Today the Matchmakers are happy to share a post from our guest blogger, librarian Bill Rubin:
We start, again, with a story.
Back when I was a student at Heights High, in the very dim past, a friend of mine recommended a book to me: A Canticle for Leibowitz by Walter M. Miller, Jr., originally written in 1959. The story sounded intriguing but despite his best efforts, and much to his disappointment, by graduation I still had not read it.
Years passed and I had taken the train up to Stratford-Upon-Avon for a weekend of Shakespeare plays. It was a very rainy weekend and, having already seen the Shakespeareana sites previously, I searched the paperback rack at the railway station for something to read between performances. Much to my surprise, a single, slightly dog-eared copy of Canticle was sitting on the spinner. The man at the station sold it to me for two shillings, gave me the name of a bed-and-breakfast down the road, and sent me on my way. I was all set.
I have a vague recollection of seeing Richard the Second which the man in front of me kept calling Dicky 2 and perhaps Loves Labours Lost. I do remember a delightful evening listening to the songs of Donald Swann, of Flanders and Swann fame, when he introduced his authorized new works based on the song-poems from JRR Tolkien’s The Hobbit.
However, what I remember best from that rainy weekend was sitting in the single chair in my B&B room, still 1 pound for a nights lodging and a hearty morning meal in those days, and reading practically nonstop.
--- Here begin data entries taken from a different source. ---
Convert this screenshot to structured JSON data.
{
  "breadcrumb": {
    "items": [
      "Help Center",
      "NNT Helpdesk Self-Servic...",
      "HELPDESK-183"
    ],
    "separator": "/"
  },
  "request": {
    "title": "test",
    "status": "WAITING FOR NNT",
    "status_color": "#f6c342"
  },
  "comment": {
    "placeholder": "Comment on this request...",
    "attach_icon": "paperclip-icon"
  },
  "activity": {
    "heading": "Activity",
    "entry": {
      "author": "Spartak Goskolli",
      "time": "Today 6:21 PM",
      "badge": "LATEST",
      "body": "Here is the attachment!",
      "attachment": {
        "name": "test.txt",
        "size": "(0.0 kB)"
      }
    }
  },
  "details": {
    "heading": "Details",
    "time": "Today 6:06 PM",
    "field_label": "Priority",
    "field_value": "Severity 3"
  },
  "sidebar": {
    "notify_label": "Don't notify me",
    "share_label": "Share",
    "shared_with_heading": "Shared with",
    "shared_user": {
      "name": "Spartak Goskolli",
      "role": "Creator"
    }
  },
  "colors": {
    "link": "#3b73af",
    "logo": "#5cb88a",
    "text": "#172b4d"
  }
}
I was mesmerized. What a story. Or actually what stories as the book chronicles the events in the lives of the Blessed Leibowitz’s followers over the course of centuries.
A Canticle for Leibowitz starts 600 years after the world has been destroyed by a nuclear war. In response to the Flame Deluge, civilization has failed and people are hunting the scientists and engineers who they hold responsible. Society has gone through the Simplification and the Simpletons are out looking for reminders of former times. Books are burned, libraries gutted. And through all this, Edward Leibowitz and the monastic order he creates try to save as many books and as much knowledge as they can. The book follows the Order through the centuries as they wait to rekindle the spark of knowledge by preserving the Memorabilia at their abbey.
To finish my story, some years later, at our 20th Reunion, I ran into this former friend and I told him how much I had enjoyed the book. “Well it took you long enough,” was his response.